LaGuth: What grand things are next for you? What would you, we're talking dream
gigs and adventures here, love to be next for you?

Sartor: I would like to write a second book, again based on my diaries. But, as with Miss American Pie, I don’t have a preconceived idea of what form that book will take and what it may finally say. I will sift through the diaries for the touchstones, the insights – and especially for the laughs (humor is a big part of how I survive life and that comes through in the diaries), but I know now, from the experience of writing Miss American Pie, that this process will be emotional. It will not be simple. Still, that’s the next step. It’s what I need to do.
And if it were my dream gig, then I would have to say that I would like to write my next book while living in Paris. I don’t think that’s going to happen — but I can dream about it.

Guthy: What Smiths or Morrissey song or lyric sums it up for you right now?

Sartor: Oh, I love Morrissey! (All hail Sartor) But lately I’ve been infatuated with Lucinda Williams’ new album “West” and also relentlessly playing “The Essential Leonard Cohen” — which completely knocks my socks off. When I think of Morrissey’s songs, what comes to mind is “Alma Matters.” It’s smart and wicked and I love the double entendre of the title. This song also speaks to a question I often get, and have trouble answering. The question is: “What the hell possessed you to publish your diaries?” So this song will do fine for me right now.

So the choice I have made
May seem strange to you
But who asked you, anyway?
It's my life to wreck
My own way

You see, to someone, somewhere, oh yeah ...
Alma matters
In mind, body and soul
In part, and in hole

So the life I have made
May seem wrong to you
But, I've never been surer
It's my life to ruin
My own way

You see, to someone, somewhere, oh yeah ...
Alma matters
In mind, body and soul
In part, and in hole

To someone, somewhere, oh yeah ...
Oh yeah ...
Oh yeah, oh yeah
Oh yeah ...

Guth again: Margaret, it was a pleasure beyond to have you stop by today! Thank you so very much and please stop by again anytime.

Now, dear readers, you know what to do! Run, do not walk, out into the world (actual or online) and get a copy of Miss American Pie. In fact, be menschy and get more than one because you're going to want to save one and give copies to people you'll think of as you read. Trust me. Then, head over to Good Reads, then to Shelfari and then over to LibraryThing and claim and rate Miss American Pie. Also, swing by Margaret Sartor's website, look at all of the wonderfulness over there, and check back often to see her latest. And, for crying out loud, if you hear that she is reading in a place near you, do whatever it takes to go show her some love and hear her read. You will be so very glad you did.

In the meantime, I'll be taping her words to my bathroom mirror or someplace, because I think they are words to live by: "I believe that compassion is a kind of power and kindness may be the one virtue that can save us all — if it’s not already too late."

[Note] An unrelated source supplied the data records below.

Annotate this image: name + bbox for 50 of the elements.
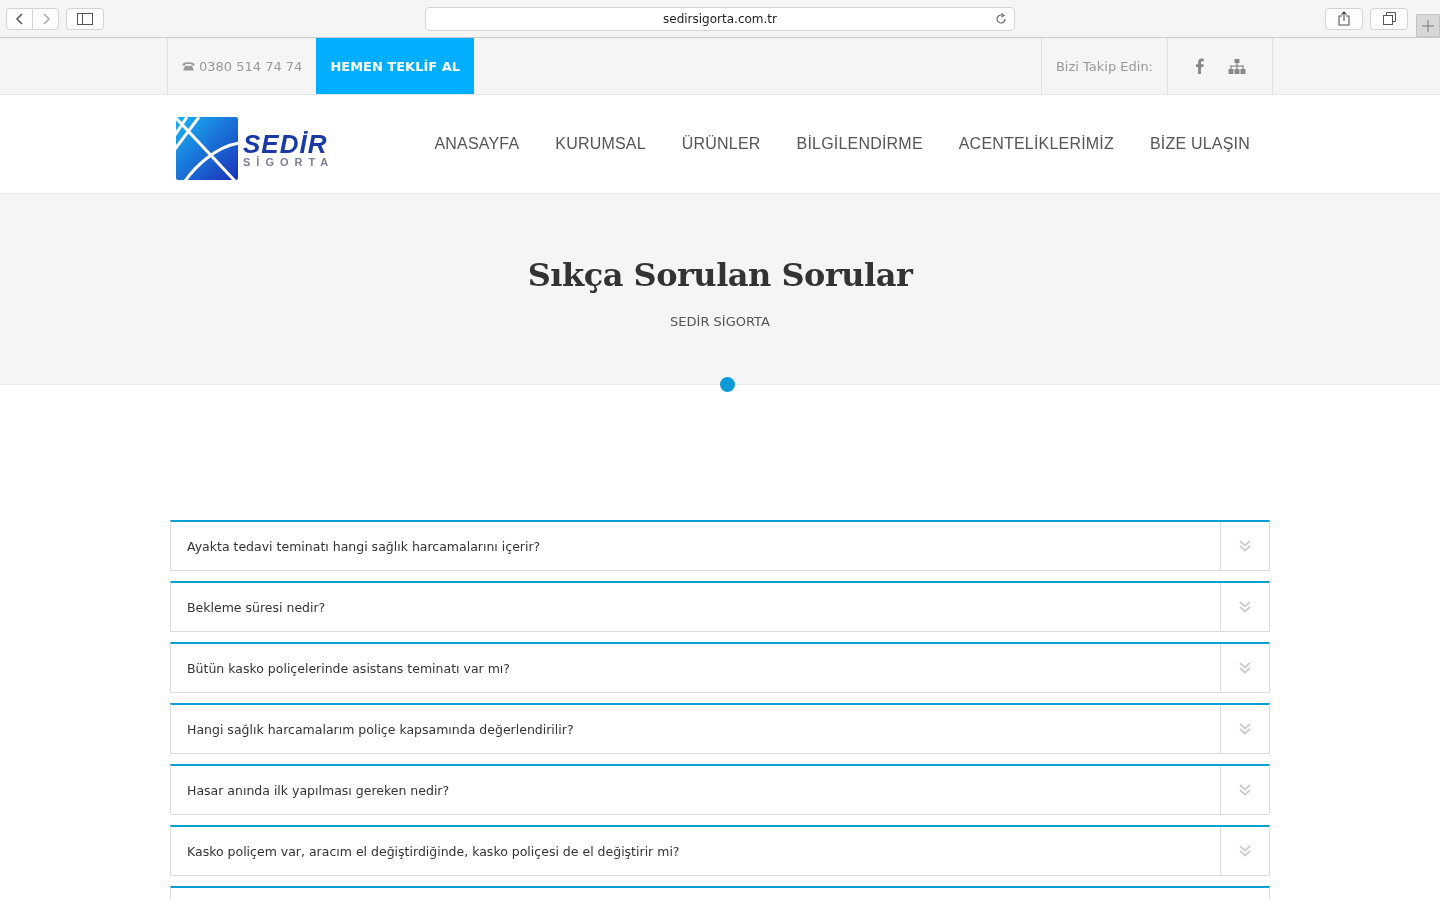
nav-link[interactable]: BİLGİLENDİRME	[796, 135, 923, 153]
faq-item[interactable]: Hasar anında ilk yapılması gereken nedir?	[170, 764, 1270, 815]
logo-name: SEDİR	[243, 130, 329, 157]
faq-question: Kasko poliçem var, aracım el değiştirdiğinde, kasko poliçesi de el değiştirir mi?	[186, 843, 681, 859]
back-icon	[14, 11, 25, 26]
faq-item[interactable]: Hangi sağlık harcamalarım poliçe kapsamında değerlendirilir?	[170, 703, 1270, 754]
back-button[interactable]	[6, 7, 33, 30]
sidebar-icon	[77, 12, 93, 25]
sidebar-button[interactable]	[66, 7, 104, 30]
faq-question: Ayakta tedavi teminatı hangi sağlık harcamalarını içerir?	[186, 538, 542, 554]
phone-icon	[182, 61, 195, 71]
nav-link[interactable]: BİZE ULAŞIN	[1150, 135, 1250, 153]
faq-question: Bekleme süresi nedir?	[186, 599, 327, 615]
page-title: Sıkça Sorulan Sorular	[526, 255, 915, 294]
follow-label: Bizi Takip Edin:	[1055, 58, 1153, 74]
address-bar[interactable]: sedirsigorta.com.tr	[425, 6, 1015, 31]
url-text: sedirsigorta.com.tr	[663, 11, 777, 26]
share-button[interactable]	[1325, 7, 1363, 30]
page-subtitle: SEDİR SİGORTA	[669, 314, 771, 329]
sitemap-icon[interactable]	[1228, 58, 1246, 74]
nav-link[interactable]: KURUMSAL	[555, 135, 646, 153]
new-tab-button[interactable]	[1416, 14, 1440, 37]
plus-icon	[1422, 19, 1434, 32]
faq-question: Hangi sağlık harcamalarım poliçe kapsamında değerlendirilir?	[186, 721, 575, 737]
nav-link[interactable]: ÜRÜNLER	[681, 135, 761, 153]
faq-item[interactable]: Ayakta tedavi teminatı hangi sağlık harcamalarını içerir?	[170, 520, 1270, 571]
faq-question: Hasar anında ilk yapılması gereken nedir?	[186, 782, 451, 798]
nav-link[interactable]: ACENTELİKLERİMİZ	[958, 135, 1114, 153]
share-icon	[1338, 11, 1350, 26]
chevron-down-icon[interactable]	[1239, 845, 1251, 857]
faq-item[interactable]: Bütün kasko poliçelerinde asistans teminatı var mı?	[170, 642, 1270, 693]
logo-tagline: SİGORTA	[243, 156, 335, 168]
chevron-down-icon[interactable]	[1239, 540, 1251, 552]
chevron-down-icon[interactable]	[1239, 601, 1251, 613]
faq-question: Bütün kasko poliçelerinde asistans teminatı var mı?	[186, 660, 511, 676]
logo-icon[interactable]	[175, 117, 239, 181]
faq-item[interactable]: Kasko poliçem var, aracım el değiştirdiğinde, kasko poliçesi de el değiştirir mi?	[170, 825, 1270, 876]
section-dot	[720, 377, 735, 392]
chevron-down-icon[interactable]	[1239, 723, 1251, 735]
tabs-icon	[1382, 12, 1396, 25]
phone-number: 0380 514 74 74	[199, 58, 303, 74]
reload-icon[interactable]	[995, 12, 1007, 25]
nav-link[interactable]: ANASAYFA	[434, 135, 520, 153]
chevron-down-icon[interactable]	[1239, 784, 1251, 796]
chevron-down-icon[interactable]	[1239, 662, 1251, 674]
tabs-button[interactable]	[1370, 7, 1408, 30]
forward-icon	[40, 11, 51, 26]
faq-item[interactable]: Bekleme süresi nedir?	[170, 581, 1270, 632]
facebook-icon[interactable]	[1196, 58, 1204, 74]
forward-button[interactable]	[32, 7, 59, 30]
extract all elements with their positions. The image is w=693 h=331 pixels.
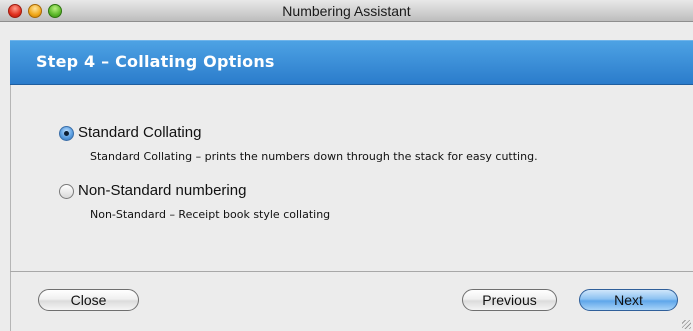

Want to be a featured author/writer type for Guthmantics? Well, just send an email to me at amy@guthagogo.com and I'll tell you everything you need to know.

3 comments:

Anonymous said...

Sartorial Matters

Katie Schwartz said...

she is so inspired and inspiring. I just started reading miss american pie and I can't put it down.

beautiful interview. absolutely beautiful. she's full of quotes to live by. such an exquisite talent.

Joe said...

Very cool.

A nice side effect to all this blogging is, at least until school starts in September, I've been reading more, and discovering new authors.